4. Breast and axillary protection for the female orthopaedic surgeon
Current options in the UK
To date, the only way to obtain axillary and full breast protection to include the UOQ is with individual custom-made gown designs. A team has been working with partners in industry to develop and produce a design that is comfortable for female orthopaedic surgeons, covers the lateral chest wall and axilla, and provides protection for the axillary tail and UOQ of the breast whilst remaining functional for the demands of orthopaedic surgery.
Early testing has occurred on a range of options to provide improved protection. The aim is to develop a commercially available option that does not require custom fitting, and can therefore be made available to all female surgeons.
i) Focus on reducing individual exposure
The most important protection from radiation comes from reducing individual exposure as per the guidance on the previous page, Occupational radiation exposure risk in orthopaedics.
For maximal breast protection, please ensure that all surgical team members:
- Stand as far back from the source as possible
- Keep arms by side where able
- Stand square to the source to avoid exposing the axilla
- Reduce the use of direct lateral views
ii) Lead protection garments in widespread current use
Evidence from the US  and from provisional testing here has shown that standard tabard gowns do not protect the breast or axilla from radiation. Increased coverage results in reduction in dose, and so vest tops should be well-fitted to the individual and as close to the axilla as possible.
- Female orthopaedic surgeons should not be using tabard gowns
- Vests should be fitted to the size of the individual and as close to the axilla as possible
- Minimum lead thickness should be 0.35mm
- Detachable sleeves are not recommended
iii) Breast protection options
A number of options are available for breast and axillary protection in the UK. These are in different stages of development and availability at present. Examples are given below, including the names of companies associated with different products.
iv) Future research
Preliminary trials have been performed in a simulated setting to quantify breast and axillary tail exposure with different gown types. These have shown a marked difference between any axillary coverage and standard gowns, but there is insufficient evidence at present to recommend one specific type of axillary protection over another.

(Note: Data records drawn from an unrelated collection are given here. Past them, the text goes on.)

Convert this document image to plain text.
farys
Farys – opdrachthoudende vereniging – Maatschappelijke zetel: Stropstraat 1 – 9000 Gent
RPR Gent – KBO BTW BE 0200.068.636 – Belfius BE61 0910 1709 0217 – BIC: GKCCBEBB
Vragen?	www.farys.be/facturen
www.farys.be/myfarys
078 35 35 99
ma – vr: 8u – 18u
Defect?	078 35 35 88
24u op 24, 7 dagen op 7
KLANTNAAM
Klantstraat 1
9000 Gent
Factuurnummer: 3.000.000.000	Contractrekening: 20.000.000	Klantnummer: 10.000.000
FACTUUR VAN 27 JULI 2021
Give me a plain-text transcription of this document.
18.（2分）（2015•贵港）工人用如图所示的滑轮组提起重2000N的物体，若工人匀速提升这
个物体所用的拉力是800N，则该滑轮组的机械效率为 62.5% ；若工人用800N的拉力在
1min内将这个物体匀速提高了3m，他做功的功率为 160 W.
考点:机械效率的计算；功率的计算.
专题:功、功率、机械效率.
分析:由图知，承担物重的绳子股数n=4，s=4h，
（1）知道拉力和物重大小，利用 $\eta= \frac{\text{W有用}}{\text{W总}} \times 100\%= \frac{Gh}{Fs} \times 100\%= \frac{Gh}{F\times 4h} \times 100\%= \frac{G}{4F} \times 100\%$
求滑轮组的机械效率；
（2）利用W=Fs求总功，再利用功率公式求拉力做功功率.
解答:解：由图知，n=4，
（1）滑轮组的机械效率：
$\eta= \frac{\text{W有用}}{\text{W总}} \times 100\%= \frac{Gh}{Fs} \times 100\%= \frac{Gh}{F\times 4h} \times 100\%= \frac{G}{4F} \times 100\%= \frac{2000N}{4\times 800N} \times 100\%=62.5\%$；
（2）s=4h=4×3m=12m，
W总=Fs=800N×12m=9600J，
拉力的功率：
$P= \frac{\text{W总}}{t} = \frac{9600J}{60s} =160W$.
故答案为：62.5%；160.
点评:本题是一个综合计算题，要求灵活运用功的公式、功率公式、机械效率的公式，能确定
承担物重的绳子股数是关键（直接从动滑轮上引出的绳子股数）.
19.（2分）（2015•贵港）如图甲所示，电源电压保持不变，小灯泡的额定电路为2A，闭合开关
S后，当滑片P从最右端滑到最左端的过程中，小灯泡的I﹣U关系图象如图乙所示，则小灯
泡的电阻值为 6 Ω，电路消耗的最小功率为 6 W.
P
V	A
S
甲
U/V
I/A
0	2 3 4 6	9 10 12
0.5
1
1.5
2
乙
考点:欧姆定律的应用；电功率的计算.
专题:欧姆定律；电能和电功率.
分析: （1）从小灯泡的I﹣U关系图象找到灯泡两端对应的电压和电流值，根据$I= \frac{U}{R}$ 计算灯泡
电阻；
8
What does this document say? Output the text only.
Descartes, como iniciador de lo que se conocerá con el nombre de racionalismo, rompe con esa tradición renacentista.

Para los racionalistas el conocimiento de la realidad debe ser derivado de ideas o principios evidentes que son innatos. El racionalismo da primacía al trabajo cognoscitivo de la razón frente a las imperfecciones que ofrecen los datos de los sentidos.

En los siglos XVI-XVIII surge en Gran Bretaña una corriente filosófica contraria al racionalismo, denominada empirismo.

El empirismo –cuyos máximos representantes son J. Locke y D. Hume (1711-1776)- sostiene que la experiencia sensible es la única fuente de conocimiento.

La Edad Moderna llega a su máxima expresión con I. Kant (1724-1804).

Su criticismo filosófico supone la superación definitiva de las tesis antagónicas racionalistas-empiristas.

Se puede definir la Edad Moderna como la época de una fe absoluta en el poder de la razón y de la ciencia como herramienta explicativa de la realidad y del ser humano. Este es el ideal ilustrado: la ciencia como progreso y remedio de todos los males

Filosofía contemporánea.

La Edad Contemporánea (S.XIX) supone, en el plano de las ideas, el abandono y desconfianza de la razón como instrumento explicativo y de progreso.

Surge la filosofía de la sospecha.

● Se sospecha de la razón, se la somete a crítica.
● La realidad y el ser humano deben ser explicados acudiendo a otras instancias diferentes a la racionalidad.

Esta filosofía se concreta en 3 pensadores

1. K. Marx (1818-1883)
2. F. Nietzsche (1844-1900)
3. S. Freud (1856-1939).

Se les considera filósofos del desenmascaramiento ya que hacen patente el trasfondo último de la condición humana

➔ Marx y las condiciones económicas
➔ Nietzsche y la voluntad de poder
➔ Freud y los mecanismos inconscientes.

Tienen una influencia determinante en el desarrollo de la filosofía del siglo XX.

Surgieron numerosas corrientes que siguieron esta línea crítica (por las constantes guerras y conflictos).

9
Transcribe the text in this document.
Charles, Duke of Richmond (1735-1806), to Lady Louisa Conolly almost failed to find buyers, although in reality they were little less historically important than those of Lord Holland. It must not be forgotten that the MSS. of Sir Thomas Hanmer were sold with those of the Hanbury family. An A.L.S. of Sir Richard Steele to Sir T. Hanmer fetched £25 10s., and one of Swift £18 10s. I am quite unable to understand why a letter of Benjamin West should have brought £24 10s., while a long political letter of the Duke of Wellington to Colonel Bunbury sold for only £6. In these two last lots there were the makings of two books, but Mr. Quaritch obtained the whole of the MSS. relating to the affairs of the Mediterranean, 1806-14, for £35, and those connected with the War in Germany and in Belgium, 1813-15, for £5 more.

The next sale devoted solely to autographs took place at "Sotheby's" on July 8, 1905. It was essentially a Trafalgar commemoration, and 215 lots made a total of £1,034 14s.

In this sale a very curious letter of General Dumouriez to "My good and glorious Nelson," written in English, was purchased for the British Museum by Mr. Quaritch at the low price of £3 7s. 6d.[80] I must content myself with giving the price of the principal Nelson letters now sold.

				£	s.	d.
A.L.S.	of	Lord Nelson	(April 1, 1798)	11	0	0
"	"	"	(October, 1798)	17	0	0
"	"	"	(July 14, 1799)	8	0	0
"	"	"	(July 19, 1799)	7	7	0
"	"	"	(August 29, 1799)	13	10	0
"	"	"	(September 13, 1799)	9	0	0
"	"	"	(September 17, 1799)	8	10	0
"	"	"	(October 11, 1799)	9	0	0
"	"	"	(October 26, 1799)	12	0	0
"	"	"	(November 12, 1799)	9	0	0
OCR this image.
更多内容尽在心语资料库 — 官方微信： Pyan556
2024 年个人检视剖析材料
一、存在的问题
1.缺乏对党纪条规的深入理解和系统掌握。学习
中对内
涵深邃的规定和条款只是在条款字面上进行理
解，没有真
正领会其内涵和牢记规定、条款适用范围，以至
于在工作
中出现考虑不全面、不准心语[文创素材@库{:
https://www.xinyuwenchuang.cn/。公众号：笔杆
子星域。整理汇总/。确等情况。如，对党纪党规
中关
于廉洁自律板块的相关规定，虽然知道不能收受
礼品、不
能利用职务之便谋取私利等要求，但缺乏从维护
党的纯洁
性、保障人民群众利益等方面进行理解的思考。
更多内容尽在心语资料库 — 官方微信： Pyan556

Further work in this area remains ongoing.
The BOA would support a formal study if one was proposed.
v) Choosing a gown
Surgeons looking to purchase a garment for individual use should ensure:
- A good, close fit
- Comfortable and free movement of the arms
- Axillary and breast cover are maintained with the arm abducted
Different body shapes and sizes may require trialling different options to find the best fit.
Companies have been invited to the BOA 2023 in Liverpool to allow surgeons to test products for comfort and coverage.